In cancer research, colloidal gold can be used to target tumors and provide detection using SERS (Surface Enhanced Raman Spectroscopy) in vivo. These gold nanoparticles are surrounded with Raman reporters which provide light emission that is over 200 times brighter than quantum dots. It was found that the Raman reporters were stabilized when the nanoparticles were encapsulated with a thiol-modified polyethylene glycol coat. This allows for compatibility and circulation in vivo. To specifically target tumor cells, the pegylated gold particles are conjugated with an antibody (or an antibody fragment such as scFv), against e.g. Epidermal growth factor receptor, which is sometimes overexpressed in cells of certain cancer types. Using SERS, these pegylated gold nanoparticles can then detect the location of the tumor.

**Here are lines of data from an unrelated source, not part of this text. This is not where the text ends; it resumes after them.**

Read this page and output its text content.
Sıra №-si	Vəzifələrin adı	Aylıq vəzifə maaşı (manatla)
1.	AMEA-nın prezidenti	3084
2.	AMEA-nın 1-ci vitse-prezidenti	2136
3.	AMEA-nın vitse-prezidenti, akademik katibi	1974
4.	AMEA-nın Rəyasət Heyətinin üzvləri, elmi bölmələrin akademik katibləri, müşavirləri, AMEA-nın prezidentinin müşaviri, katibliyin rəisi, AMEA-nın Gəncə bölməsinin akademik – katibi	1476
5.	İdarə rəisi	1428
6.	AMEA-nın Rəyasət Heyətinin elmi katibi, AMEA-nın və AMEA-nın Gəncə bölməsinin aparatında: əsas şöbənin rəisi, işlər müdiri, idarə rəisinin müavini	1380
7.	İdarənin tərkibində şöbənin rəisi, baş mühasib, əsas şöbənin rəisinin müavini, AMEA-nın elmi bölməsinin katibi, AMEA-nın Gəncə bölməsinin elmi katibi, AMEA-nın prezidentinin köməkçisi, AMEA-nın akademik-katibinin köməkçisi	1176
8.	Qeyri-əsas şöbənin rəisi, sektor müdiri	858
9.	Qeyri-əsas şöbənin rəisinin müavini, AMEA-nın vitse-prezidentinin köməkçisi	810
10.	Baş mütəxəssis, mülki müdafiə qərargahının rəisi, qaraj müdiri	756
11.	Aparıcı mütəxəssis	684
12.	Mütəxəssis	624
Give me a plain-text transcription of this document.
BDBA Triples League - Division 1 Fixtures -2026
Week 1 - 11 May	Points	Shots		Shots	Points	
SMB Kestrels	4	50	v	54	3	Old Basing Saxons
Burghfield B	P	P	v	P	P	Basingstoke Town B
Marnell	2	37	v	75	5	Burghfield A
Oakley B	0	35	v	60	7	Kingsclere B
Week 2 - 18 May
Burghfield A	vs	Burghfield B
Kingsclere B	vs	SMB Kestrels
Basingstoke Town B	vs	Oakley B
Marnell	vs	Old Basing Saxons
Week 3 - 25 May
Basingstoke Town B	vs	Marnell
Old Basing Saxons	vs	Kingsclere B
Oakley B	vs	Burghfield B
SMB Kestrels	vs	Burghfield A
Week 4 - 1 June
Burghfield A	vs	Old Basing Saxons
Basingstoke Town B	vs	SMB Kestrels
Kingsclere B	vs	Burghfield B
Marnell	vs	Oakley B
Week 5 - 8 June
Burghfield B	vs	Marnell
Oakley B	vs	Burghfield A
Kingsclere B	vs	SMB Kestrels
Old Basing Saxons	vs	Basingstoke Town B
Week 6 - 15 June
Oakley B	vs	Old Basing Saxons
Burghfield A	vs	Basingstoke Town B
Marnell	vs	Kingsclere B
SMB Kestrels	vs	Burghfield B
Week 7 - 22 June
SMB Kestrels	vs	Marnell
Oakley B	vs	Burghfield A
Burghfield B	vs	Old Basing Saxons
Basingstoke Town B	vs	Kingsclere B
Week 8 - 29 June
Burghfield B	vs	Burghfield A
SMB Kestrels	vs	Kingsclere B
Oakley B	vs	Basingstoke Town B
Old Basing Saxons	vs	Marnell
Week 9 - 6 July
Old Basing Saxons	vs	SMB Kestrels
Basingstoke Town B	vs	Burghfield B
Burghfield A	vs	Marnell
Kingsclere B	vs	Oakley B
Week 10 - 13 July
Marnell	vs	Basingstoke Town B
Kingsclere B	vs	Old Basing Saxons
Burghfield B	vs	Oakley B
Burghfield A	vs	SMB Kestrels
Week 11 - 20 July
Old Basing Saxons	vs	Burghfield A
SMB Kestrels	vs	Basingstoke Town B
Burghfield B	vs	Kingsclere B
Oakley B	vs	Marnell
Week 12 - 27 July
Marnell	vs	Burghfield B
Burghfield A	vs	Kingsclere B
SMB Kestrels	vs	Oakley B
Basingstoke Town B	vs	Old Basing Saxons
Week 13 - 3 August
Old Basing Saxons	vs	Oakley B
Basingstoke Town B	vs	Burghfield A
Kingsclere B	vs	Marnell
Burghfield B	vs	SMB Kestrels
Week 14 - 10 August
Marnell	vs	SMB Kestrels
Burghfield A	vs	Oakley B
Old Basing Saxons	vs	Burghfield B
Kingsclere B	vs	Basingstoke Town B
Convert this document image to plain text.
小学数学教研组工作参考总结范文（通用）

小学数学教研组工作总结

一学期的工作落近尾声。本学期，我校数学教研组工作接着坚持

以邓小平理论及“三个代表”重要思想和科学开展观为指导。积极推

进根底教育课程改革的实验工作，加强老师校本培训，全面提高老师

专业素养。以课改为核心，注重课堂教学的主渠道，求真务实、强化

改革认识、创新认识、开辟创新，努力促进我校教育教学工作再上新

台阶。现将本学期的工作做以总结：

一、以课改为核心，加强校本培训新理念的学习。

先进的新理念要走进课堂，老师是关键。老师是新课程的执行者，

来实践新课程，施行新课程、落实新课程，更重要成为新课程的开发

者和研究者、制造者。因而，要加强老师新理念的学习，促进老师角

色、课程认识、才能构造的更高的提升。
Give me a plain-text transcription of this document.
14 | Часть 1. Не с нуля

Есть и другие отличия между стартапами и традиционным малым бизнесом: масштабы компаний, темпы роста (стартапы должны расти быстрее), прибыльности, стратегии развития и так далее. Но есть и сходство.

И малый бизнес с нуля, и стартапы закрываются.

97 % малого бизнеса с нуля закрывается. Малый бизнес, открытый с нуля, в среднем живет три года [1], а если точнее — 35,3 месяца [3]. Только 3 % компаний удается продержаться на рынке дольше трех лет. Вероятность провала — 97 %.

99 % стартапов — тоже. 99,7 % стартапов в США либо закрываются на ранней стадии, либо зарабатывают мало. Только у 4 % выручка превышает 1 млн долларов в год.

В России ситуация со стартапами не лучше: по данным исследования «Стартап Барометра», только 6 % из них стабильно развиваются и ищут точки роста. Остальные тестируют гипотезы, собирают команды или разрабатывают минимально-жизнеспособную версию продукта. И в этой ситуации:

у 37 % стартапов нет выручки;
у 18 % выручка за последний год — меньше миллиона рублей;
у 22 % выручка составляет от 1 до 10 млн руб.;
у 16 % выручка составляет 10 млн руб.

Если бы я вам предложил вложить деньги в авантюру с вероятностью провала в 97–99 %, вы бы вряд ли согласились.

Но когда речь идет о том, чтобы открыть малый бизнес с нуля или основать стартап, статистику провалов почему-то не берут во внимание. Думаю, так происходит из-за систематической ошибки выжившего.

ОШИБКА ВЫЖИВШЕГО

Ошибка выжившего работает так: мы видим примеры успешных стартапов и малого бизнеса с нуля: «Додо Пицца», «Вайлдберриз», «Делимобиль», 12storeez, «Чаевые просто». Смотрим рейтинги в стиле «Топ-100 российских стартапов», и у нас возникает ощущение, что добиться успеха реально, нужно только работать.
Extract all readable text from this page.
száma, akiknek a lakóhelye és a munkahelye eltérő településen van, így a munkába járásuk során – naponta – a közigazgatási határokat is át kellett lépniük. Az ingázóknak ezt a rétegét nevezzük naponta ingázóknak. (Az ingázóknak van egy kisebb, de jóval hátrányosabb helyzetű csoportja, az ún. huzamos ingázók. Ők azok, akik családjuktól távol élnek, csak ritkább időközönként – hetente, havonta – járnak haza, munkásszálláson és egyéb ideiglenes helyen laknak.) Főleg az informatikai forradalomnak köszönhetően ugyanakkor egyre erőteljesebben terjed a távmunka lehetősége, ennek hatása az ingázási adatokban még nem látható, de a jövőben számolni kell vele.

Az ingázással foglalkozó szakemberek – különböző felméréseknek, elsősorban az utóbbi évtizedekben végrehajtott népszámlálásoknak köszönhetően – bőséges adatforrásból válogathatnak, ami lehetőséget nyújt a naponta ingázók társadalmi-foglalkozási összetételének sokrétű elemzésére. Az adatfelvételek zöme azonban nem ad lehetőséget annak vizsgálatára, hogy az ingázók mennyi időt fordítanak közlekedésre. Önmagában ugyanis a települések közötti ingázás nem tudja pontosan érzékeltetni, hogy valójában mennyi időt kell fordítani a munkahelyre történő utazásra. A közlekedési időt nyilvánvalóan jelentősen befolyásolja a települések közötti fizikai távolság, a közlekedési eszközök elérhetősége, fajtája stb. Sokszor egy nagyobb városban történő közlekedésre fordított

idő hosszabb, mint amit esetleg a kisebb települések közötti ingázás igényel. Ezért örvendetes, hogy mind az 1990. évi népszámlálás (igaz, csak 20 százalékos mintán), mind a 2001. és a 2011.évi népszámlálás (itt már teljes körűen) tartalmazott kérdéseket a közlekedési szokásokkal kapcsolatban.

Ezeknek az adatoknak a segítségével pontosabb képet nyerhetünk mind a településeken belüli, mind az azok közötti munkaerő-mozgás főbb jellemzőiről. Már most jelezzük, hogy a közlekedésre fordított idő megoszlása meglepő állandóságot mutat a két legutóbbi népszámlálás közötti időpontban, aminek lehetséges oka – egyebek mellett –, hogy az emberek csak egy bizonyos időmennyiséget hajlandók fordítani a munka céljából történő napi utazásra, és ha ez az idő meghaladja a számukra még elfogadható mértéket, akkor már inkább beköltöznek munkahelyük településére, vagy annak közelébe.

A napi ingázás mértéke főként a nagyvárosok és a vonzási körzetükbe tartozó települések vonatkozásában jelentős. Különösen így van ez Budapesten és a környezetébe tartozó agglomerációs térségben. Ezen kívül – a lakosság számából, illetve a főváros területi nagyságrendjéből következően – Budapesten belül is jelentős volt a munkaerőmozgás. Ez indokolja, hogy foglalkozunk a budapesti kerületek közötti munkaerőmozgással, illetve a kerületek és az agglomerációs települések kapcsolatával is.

Gold nanorods are being investigated as photothermal agents for in-vivo applications. Gold nanorods are rod shaped gold nanoparticles whose aspect ratios tune the surface plasmon resonance (SPR) band from the visible to near infrared wavelength. The total extinction of light at the SPR is made up of both absorption and scattering. For the smaller axial diameter nanorods (~10 nm), absorption dominates, whereas for the larger axial diameter nanorods (>35 nm), scattering can dominate. Consequently, for in-vivo applications, small diameter gold nanorods are being used as photothermal converters of near infrared light due to their high absorption cross sections. Since near infrared light transmits readily through human skin and tissue, these nanorods can be used as ablation components for cancer, and other targets. When coated with polymers, gold nanorods have been known to circulate in-vivo for greater than 15 hours half life.
Radiotherapy dose enhancer
Following seminal work by Hainfield et al there has been considerable interest in the use of gold and other heavy-atom containing nanoparticles to enhance the dose delivered to tumors. Since the gold nanoparticles are taken up by the tumors more than the nearby healthy tissue, the dose is selectively enhanced. This approach is now being used with Hafnium Oxide nanoparticles by nanobiotix. The biological effectiveness of this type of therapy seems to be due to the local deposition of the radiation dose near the nanoparticles. This mechanism is the same as occurs in heavy ion therapy.